This year, August recess for members of Congress comes with a hefty (home)work load. As the Sept. 15 due date set by President Obama for health care reform approaches, the raging debate has both Democratic and Republican lawmakers encountering town hall meetings that often turn into free-for-alls.
"There's been a long and vigorous debate about this, and that's how it should be. I hope we will talk with each other and not over each other," Obama told the crowd of 1,800 listeners.
Amidst the finger pointing and the shouting comes a quiet new documentary that offers another diagnosis of what's ailing the country's health care system. The documentary is called "Money Driven Medicine."
Reporter and author Maggie Mahar, who wrote the book that inspired the film, says the root of the problem is that the health care system has become profit driven. In an interview with "Nightline" anchor Terry Moran, Mahar said, "What I learned, knowing Wall Street pretty well, is that our health care system was profit driven. Those people who made money on the health care system were really in charge.
'They Pay What They're Told'
"They could charge whatever they wanted to," she said. "If you have cancer, and you're told the cancer drug is $10 million, even if you had to pay out of pocket, you probably would mortgage your house to do it. This isn't about skin in the game; this is about people who are really sick. Eighty percent of our health care dollars are spent when people are really sick. They don't have a lot of choices as consumers to shop around or to demand a lower price. They pay what they're told they have to pay, whatever the market will bear."
Veteran filmmaker Alex Gibney, who directed "Money Driven Medicine," wanted to hear the stories of doctors on the frontline who understood the issues. "We went out and photographed a lot of doctors and, indeed, doctors who had opted out of the system to become spokespeople for a new idea, to say, 'You know what? Our system is not the best in the world,'" said Gibney.
"It's the best in the world at some small things, what they call 'rescue care,' these high-octane, very technologically proficient procedures.
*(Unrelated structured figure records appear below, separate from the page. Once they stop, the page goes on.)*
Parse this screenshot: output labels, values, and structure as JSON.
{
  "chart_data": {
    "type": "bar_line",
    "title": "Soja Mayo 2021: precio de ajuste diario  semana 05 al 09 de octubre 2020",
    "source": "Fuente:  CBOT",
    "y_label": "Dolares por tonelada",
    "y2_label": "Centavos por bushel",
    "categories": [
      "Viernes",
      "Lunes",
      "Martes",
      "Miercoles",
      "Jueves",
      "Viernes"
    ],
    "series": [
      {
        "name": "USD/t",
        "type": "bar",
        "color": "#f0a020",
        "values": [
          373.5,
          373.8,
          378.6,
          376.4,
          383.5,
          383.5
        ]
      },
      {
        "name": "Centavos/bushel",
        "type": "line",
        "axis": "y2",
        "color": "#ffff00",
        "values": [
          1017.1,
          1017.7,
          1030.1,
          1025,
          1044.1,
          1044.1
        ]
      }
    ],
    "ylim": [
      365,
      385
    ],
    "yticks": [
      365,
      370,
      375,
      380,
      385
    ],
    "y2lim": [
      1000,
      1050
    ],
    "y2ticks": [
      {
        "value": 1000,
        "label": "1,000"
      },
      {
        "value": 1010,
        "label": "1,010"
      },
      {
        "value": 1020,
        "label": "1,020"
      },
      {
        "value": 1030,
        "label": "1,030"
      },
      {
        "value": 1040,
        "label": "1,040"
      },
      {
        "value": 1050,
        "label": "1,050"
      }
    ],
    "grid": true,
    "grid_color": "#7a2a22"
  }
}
But we're terrible compared to other industrialized, democratic nations in primary care or preventive care. So, you know, they were saying, 'It's broken, we gotta fix it.'"
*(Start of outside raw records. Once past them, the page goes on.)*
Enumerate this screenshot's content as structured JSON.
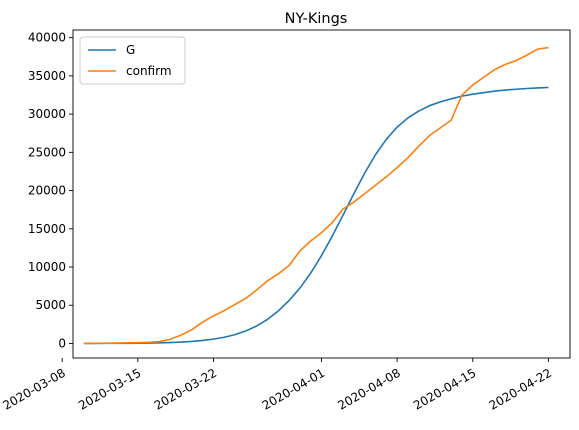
{
  "chart_data": {
    "type": "line",
    "title": "NY-Kings",
    "xlabel": "",
    "ylabel": "",
    "x_start": "2020-03-10",
    "x_tick_labels": [
      "2020-03-08",
      "2020-03-15",
      "2020-03-22",
      "2020-04-01",
      "2020-04-08",
      "2020-04-15",
      "2020-04-22"
    ],
    "x_tick_dates": [
      "2020-03-08",
      "2020-03-15",
      "2020-03-22",
      "2020-04-01",
      "2020-04-08",
      "2020-04-15",
      "2020-04-22"
    ],
    "xlim": [
      "2020-03-09",
      "2020-04-24"
    ],
    "y_ticks": [
      0,
      5000,
      10000,
      15000,
      20000,
      25000,
      30000,
      35000,
      40000
    ],
    "y_tick_labels": [
      "0",
      "5000",
      "10000",
      "15000",
      "20000",
      "25000",
      "30000",
      "35000",
      "40000"
    ],
    "ylim": [
      -1900,
      41000
    ],
    "grid": false,
    "legend": "top-left",
    "series": [
      {
        "name": "G",
        "color": "#1f77b4",
        "x": [
          "2020-03-10",
          "2020-03-11",
          "2020-03-12",
          "2020-03-13",
          "2020-03-14",
          "2020-03-15",
          "2020-03-16",
          "2020-03-17",
          "2020-03-18",
          "2020-03-19",
          "2020-03-20",
          "2020-03-21",
          "2020-03-22",
          "2020-03-23",
          "2020-03-24",
          "2020-03-25",
          "2020-03-26",
          "2020-03-27",
          "2020-03-28",
          "2020-03-29",
          "2020-03-30",
          "2020-03-31",
          "2020-04-01",
          "2020-04-02",
          "2020-04-03",
          "2020-04-04",
          "2020-04-05",
          "2020-04-06",
          "2020-04-07",
          "2020-04-08",
          "2020-04-09",
          "2020-04-10",
          "2020-04-11",
          "2020-04-12",
          "2020-04-13",
          "2020-04-14",
          "2020-04-15",
          "2020-04-16",
          "2020-04-17",
          "2020-04-18",
          "2020-04-19",
          "2020-04-20",
          "2020-04-21",
          "2020-04-22"
        ],
        "values": [
          5,
          8,
          12,
          18,
          26,
          38,
          56,
          85,
          125,
          185,
          270,
          395,
          570,
          815,
          1160,
          1640,
          2290,
          3150,
          4250,
          5620,
          7250,
          9200,
          11500,
          14050,
          16800,
          19600,
          22300,
          24700,
          26700,
          28300,
          29500,
          30400,
          31100,
          31600,
          32000,
          32350,
          32600,
          32800,
          33000,
          33150,
          33250,
          33350,
          33420,
          33480
        ]
      },
      {
        "name": "confirm",
        "color": "#ff7f0e",
        "x": [
          "2020-03-10",
          "2020-03-11",
          "2020-03-12",
          "2020-03-13",
          "2020-03-14",
          "2020-03-15",
          "2020-03-16",
          "2020-03-17",
          "2020-03-18",
          "2020-03-19",
          "2020-03-20",
          "2020-03-21",
          "2020-03-22",
          "2020-03-23",
          "2020-03-24",
          "2020-03-25",
          "2020-03-26",
          "2020-03-27",
          "2020-03-28",
          "2020-03-29",
          "2020-03-30",
          "2020-03-31",
          "2020-04-01",
          "2020-04-02",
          "2020-04-03",
          "2020-04-04",
          "2020-04-05",
          "2020-04-06",
          "2020-04-07",
          "2020-04-08",
          "2020-04-09",
          "2020-04-10",
          "2020-04-11",
          "2020-04-12",
          "2020-04-13",
          "2020-04-14",
          "2020-04-15",
          "2020-04-16",
          "2020-04-17",
          "2020-04-18",
          "2020-04-19",
          "2020-04-20",
          "2020-04-21",
          "2020-04-22"
        ],
        "values": [
          20,
          30,
          40,
          55,
          80,
          100,
          150,
          250,
          550,
          1100,
          1800,
          2800,
          3600,
          4300,
          5100,
          5900,
          7000,
          8200,
          9100,
          10200,
          12100,
          13400,
          14500,
          15800,
          17600,
          18500,
          19600,
          20700,
          21800,
          23000,
          24300,
          25800,
          27200,
          28200,
          29200,
          32500,
          33800,
          34800,
          35800,
          36500,
          37000,
          37700,
          38500,
          38700
        ]
      }
    ]
  }
}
Health Care Quality Versus Quantity
According to these doctors, it's the treatments, test, surgeries and pills that get paid for, not healthy results. That in turn creates what Gibney calls "supply driven demand, meaning, the more supply you create, the more people demand. And the way it works is this: If you have five big MRI machines in your hospital, next thing you know, there are pressures on the doctors in the hospital -- 'Well, you know, how about another MRI, let's take a look at that.'
"And next thing you know, the MRI machines are being used around the clock," added Gibney. "But you don't always need an MRI -- a good orthopedist can kind of feel your knee or look at an X-ray, which is cheaper, and figure out what's going on much more simply."
"The financial incentives are perverse. We pay doctors for doing more. What we should be doing is paying them for the quality, for better outcomes, for effective care. Instead, we're paying them for quantity," Mahar further explained.
Gibney has tackled tough, complex subjects before. His film "Taxi to the Dark Side" was about the torture and murder of an innocent Afghan cab driver by American interrogators. It won an Academy Award for best documentary in 2008.
Sharper Focus on Health Care
One of Gibney's other movies was "Enron: The Smartest Guys in the Room," which told the story of the greed and criminality that brought down the giant energy trading company.
Now, Gibney has focused his lens on health care. What makes "Money Driven Medicine" compelling is how the film listens -- to patients and, even more, to doctors.
Dr. Andrey Espinoza, an interventional cardiologist, shared his views in the documentary. "What I miss most is the ability to sit in a room and talk with a patient for an hour. You see somebody for 15 minutes, 15 minutes is a long time these days. Basically, you get on the assembly line," he said.
And that assembly line is driven, the film argues, by a profit incentive that pays for simply doing things to people rather than making sure they are well. And, as the movie shows, more and more doctors are branching out -- becoming part owners of the hospitals and testing centers they send patients to -- a potentially sharp conflict of interest.
Doctors Driven by Pressure, Not Greed
But Mahar thinks that most doctors aren't susceptible to the naked greed depicted in Gibney's Enron film; in the health care system that has developed in the United States, it's more insidious. "Most doctors are doing the best they can for their patient. But you've got all these other pressures, the drug makers, the device makers, trying to sell them the most expensive drug and device. You've got a hospital that wants them to do as many tests and procedures as possible because that's how the hospital stays in the black."
So, what's the fix?
Though Gibney and Mahar do not take a specific stand on the contentious issues in the health care debate, the emotional stories the movie tells -- a doctor whose daughter is stricken with leukemia, a woman whose husband is terribly burned -- point to one big idea.
"The more that patients are involved with their own health care, by mandate, or because they're working with good doctors, they actually make really good, informed decisions that are more frugal than the decisions made by insurance companies," said Gibney.
"I think if we actually take health care and put it back in the hands of the patients and the doctors, instead of the insurance companies and the manufacturers, we're going to be a lot better off," he added.